Tuesday, December 10, 2013

Top Nephrology Stories of 2013 NEPHRON-D: The End of the Combination Treatment Era

This is a guest post. I don't think I have ever done this before but we are trying to get as many voices to weigh in on the Top Nephrology Stories of the Year as possible and I knew that I wanted Ed El Sayed (@iApothecary) to be part of this. If you don't follow him, you should, he is one of the sharpest medical minds on Twitter. When I invited him he said he had no place publish, so I offered a temporary home on PBFluids. Hey Ed, start a Tumblr, they're free!

Here are his words on the top nephrology story of the year:

Diabetic nephropathy is the leading cause of Chronic Kidney Disease (CKD) and End Stage Renal Disease (ESRD) in the US. It has long been postulated that combination pharmacotherapy with

Angiotensin Converting Enzyme Inhibitors (ACEi) and Angiotensin Receptor Blockers (ARBs) could slow the progression of nephropathy, and have a positive impact on the prognosis, morbidity, and mortality of patients with diabetic kidney disease. This hypothesis arose from the unfortunate fact that neither ACEi nor ARBs working alone are able to fully block the renin angiotensin aldosterone system (RAAS).

Design of Combination Angiotensin Converting Enzyme Inhibitor Angiotensin Receptor Blocker for Treatment of Diabetic Nephropathy (NEPHRON-D) was a large multi-center, prospective, and parallel trial that was terminated early due to serious side effects. In this study, 1,648 patients (average age of 64 years) with type 2 diabetes, albuminuria, and stage 3 or 4 CKD were recruited. All patients were started on losartan 100 mg and then randomized to receive either Lisinopril 10-40 mg daily or placebo..

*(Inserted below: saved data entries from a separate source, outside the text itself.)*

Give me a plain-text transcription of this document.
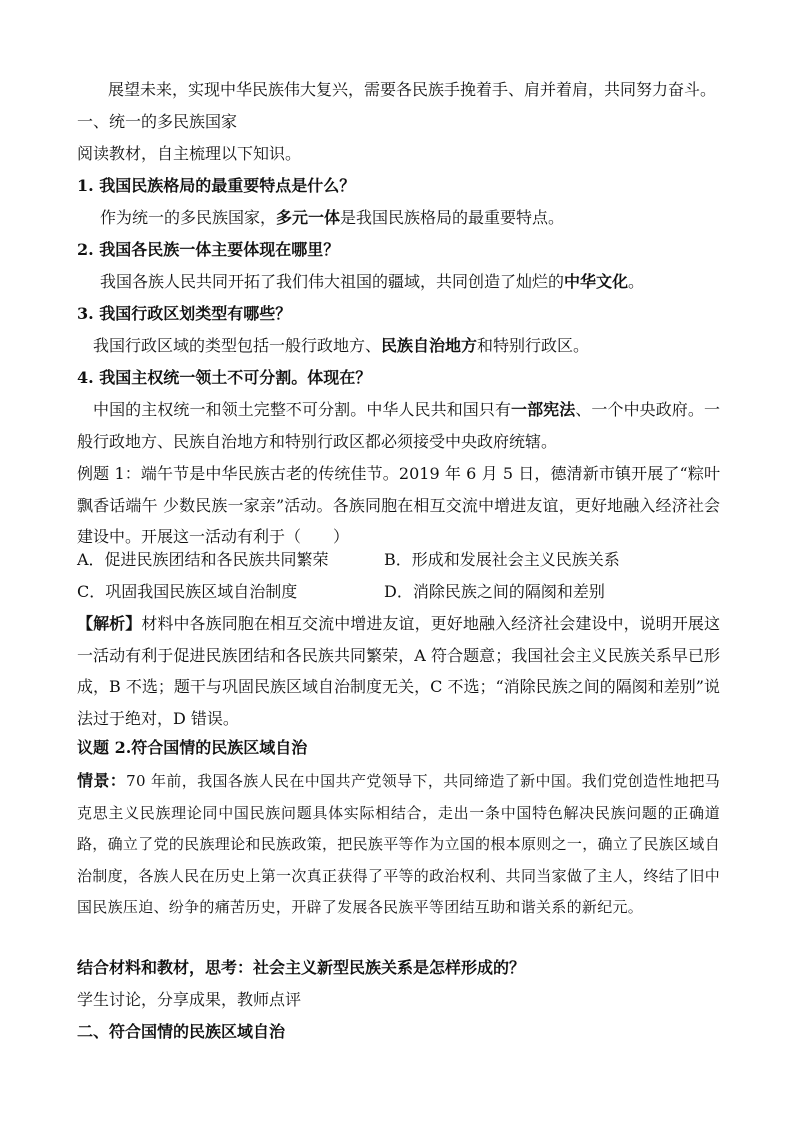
展望未来，实现中华民族伟大复兴，需要各民族手挽着手、肩并着肩，共同努力奋斗。
一、统一的多民族国家
阅读教材，自主梳理以下知识。
1. 我国民族格局的最重要特点是什么？
作为统一的多民族国家，多元一体是我国民族格局的最重要特点。
2. 我国各民族一体主要体现在哪里？
我国各族人民共同开拓了我们伟大祖国的疆域，共同创造了灿烂的中华文化。
3. 我国行政区划类型有哪些？
我国行政区域的类型包括一般行政地方、民族自治地方和特别行政区。
4. 我国主权统一领土不可分割。体现在？
中国的主权统一和领土完整不可分割。中华人民共和国只有一部宪法、一个中央政府。一般行政地方、民族自治地方和特别行政区都必须接受中央政府统辖。
例题 1：端午节是中华民族古老的传统佳节。2019 年 6 月 5 日，德清新市镇开展了“粽叶飘香话端午 少数民族一家亲”活动。各族同胞在相互交流中增进友谊，更好地融入经济社会建设中。开展这一活动有利于（　　）
A．促进民族团结和各民族共同繁荣	B．形成和发展社会主义民族关系
C．巩固我国民族区域自治制度	D．消除民族之间的隔阂和差别
【解析】材料中各族同胞在相互交流中增进友谊，更好地融入经济社会建设中，说明开展这一活动有利于促进民族团结和各民族共同繁荣，A 符合题意；我国社会主义民族关系早已形成，B 不选；题干与巩固民族区域自治制度无关，C 不选；“消除民族之间的隔阂和差别”说法过于绝对，D 错误。
议题 2.符合国情的民族区域自治
情景：70 年前，我国各族人民在中国共产党领导下，共同缔造了新中国。我们党创造性地把马克思主义民族理论同中国民族问题具体实际相结合，走出一条中国特色解决民族问题的正确道路，确立了党的民族理论和民族政策，把民族平等作为立国的根本原则之一，确立了民族区域自治制度，各族人民在历史上第一次真正获得了平等的政治权利、共同当家做了主人，终结了旧中国民族压迫、纷争的痛苦历史，开辟了发展各民族平等团结互助和谐关系的新纪元。
结合材料和教材，思考：社会主义新型民族关系是怎样形成的？
学生讨论，分享成果，教师点评
二、符合国情的民族区域自治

As mentioned above, this well designed and well powered trial was terminated early due to a significantly higher rate of adverse events with combination therapy. Investigators reported that the incidence of hyperkalemia was higher with ACEi and ARBs compared to ARBs and placebo (6.3 vs 2.6 events per 100-persons-years with P = 0.001). Acute Kidney Injury (AKI) was also higher with combination therapy (12.2 vs 6.7 events per 100 person-years with P = 0.001).

With 2.2 years of follow up investigators reported no significant difference in the study’s primary end point of progression of renal disease or death (152 vs 132 with P = 0.3).

The ONTARGET and ALTITUDE studies were the two previous attempts to show renal or cardiovascular benefits from combination RAAS blockade (ACEi + ARBs in ONTARGET; ACEi + Renin Inhibitor in ALTITUDE). ONTARGET involved patients with an increased risk for cardiovascular disease but predominantly normal albumin excretion levels, while ALTITUDE involved patients with kidney disease and diabetes who were not necessarily proteinuric. Neither showed any benefit and had increased adverse events with combination therapy.

Experts now have three solid trials that clearly convey one message: Combination pharmacotherapy with ACEi and ARBs in patients with DM induced nephropathy and CKD does not provide any additional benefit and may, in fact, increase the incidence of harm.

It is worthy to note that NEPHRON-D is a perfect example of a “negative” trial that has a huge impact on the strategies used by clinicians in treating their patients; emphasizing the importance of publishing both negative and positive outcome trials.

Update from Twitter:

I set the onset of combo therapy at the publication of COOPERATE because it was a landmark study at the time. It was regularly brought out as justification for the use of dual therapy, because it's end-point was doubling of serum creatinine or ESRD, not just a change in proteinuria. According to the Cardiobrief pos,t that Dr. Sparks referenced, combo therapy was already in wide use at the time of publication but I think COOPERATE was the study that made its use acceptable to EBM purists.